In this very strong Hungary, his closest friends became the most powerful oligarchs in the country. They received the bulk of state-funded contracts, for which the EU has allocated a few billion euros, and through companies bought all media critical of the government. It may seem staggering, but now several printers in the city of Budapest (such as the Gestetner in the time of communism) are being distributed in Budapest, and they are distributed to people in the streets so that they can read something different from propaganda in the pro-government media.

Prior to these elections, the Orbán government changed the election rules in order to win, even with fewer votes. The electoral model in Hungary is combined – majority and proportional.

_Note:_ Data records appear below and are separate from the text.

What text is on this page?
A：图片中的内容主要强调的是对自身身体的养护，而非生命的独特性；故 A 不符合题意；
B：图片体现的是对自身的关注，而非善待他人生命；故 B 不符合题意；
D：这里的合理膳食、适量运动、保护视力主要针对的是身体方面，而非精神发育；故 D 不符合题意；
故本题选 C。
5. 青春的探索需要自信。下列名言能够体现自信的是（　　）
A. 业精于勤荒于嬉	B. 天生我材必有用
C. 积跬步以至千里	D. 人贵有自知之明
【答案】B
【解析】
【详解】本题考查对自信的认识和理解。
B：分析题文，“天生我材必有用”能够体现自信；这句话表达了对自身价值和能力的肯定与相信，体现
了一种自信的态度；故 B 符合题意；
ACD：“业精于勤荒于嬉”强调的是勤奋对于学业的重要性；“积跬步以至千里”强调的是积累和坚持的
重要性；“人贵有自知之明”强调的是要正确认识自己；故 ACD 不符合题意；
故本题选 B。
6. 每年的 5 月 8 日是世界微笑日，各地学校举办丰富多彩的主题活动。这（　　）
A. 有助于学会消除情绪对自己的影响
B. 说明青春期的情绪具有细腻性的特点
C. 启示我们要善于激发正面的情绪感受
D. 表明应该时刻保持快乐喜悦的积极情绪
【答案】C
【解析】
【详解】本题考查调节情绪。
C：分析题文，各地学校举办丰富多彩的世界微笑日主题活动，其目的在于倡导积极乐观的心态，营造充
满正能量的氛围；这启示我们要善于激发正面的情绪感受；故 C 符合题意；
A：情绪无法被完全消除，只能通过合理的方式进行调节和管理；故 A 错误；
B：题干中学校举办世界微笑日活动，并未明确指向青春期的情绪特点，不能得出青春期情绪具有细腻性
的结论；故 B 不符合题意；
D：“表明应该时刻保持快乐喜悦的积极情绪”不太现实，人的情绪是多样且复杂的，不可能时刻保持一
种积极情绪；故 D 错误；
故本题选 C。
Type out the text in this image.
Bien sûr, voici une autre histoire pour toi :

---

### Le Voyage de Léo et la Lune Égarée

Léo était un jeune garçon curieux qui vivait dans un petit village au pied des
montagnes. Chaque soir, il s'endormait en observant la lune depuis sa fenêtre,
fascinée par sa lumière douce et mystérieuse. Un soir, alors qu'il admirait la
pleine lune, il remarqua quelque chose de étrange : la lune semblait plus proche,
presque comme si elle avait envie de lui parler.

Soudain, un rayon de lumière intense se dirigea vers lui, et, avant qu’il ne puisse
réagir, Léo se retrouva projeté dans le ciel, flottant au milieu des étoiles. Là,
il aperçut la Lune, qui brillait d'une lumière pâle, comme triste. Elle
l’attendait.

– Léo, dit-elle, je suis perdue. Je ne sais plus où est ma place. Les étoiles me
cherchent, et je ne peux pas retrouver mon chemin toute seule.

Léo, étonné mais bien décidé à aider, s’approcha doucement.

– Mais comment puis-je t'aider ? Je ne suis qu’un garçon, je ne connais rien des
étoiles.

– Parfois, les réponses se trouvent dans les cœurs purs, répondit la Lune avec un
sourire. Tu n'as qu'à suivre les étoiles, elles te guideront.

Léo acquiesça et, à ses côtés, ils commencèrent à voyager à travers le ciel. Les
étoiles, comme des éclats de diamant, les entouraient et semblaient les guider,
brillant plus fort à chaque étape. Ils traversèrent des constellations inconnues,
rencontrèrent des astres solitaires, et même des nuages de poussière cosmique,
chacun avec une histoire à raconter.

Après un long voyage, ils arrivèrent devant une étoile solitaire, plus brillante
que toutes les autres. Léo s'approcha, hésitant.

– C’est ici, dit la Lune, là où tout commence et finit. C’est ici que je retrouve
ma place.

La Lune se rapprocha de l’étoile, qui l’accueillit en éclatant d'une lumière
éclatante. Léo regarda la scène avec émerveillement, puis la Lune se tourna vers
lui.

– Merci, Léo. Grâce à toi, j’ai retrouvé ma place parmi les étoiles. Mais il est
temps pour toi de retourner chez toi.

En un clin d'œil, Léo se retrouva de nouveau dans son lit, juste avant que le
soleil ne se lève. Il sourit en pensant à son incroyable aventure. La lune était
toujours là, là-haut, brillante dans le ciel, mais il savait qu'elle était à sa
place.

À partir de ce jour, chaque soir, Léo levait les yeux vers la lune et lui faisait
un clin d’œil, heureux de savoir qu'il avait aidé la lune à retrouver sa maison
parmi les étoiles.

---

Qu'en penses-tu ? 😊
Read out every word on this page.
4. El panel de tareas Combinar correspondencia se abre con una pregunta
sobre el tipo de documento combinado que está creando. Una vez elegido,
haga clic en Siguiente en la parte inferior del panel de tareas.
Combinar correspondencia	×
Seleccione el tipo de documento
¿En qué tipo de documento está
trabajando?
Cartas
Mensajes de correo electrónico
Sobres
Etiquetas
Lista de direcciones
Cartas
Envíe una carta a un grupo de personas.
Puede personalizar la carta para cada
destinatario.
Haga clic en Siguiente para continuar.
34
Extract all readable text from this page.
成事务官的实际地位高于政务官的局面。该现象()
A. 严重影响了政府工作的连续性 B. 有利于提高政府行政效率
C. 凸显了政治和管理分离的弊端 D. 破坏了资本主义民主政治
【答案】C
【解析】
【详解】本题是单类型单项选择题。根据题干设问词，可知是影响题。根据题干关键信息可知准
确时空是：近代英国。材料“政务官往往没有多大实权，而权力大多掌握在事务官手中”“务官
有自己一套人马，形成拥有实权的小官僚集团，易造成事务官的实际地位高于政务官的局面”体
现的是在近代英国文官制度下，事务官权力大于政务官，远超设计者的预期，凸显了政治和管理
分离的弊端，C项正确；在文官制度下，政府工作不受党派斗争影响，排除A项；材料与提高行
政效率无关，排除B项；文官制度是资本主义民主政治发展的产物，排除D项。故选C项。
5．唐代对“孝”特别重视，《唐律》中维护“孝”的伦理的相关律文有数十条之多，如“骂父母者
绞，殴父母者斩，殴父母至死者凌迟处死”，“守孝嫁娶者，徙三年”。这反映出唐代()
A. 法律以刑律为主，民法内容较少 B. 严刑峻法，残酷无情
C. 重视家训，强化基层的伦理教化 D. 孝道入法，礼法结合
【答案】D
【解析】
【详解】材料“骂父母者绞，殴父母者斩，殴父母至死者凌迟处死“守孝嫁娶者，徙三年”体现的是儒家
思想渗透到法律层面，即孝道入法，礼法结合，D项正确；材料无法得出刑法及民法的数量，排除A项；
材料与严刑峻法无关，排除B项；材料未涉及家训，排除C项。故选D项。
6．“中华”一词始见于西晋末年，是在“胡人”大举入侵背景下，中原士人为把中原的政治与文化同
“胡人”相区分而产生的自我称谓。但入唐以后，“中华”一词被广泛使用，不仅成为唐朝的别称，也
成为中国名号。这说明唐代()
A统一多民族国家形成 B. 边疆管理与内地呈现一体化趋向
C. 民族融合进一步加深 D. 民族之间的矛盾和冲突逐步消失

Those constituencies in the majority, who traditionally incline to the left, have been changed and new 5,000 voters have been added, which means that the leftist candidates will need more votes to win.

The proportional part favors the parties that have received more seats with the majority, which means a new incentive for Fidesz in relation to competitors.
In one sentence – the whole system that the former young fighter for democracy, Viktor Orbán, has built is a kind of time machine: the political situation is like in the 1960s. There is an illusion of democracy, yet basically there is only one party and one truth.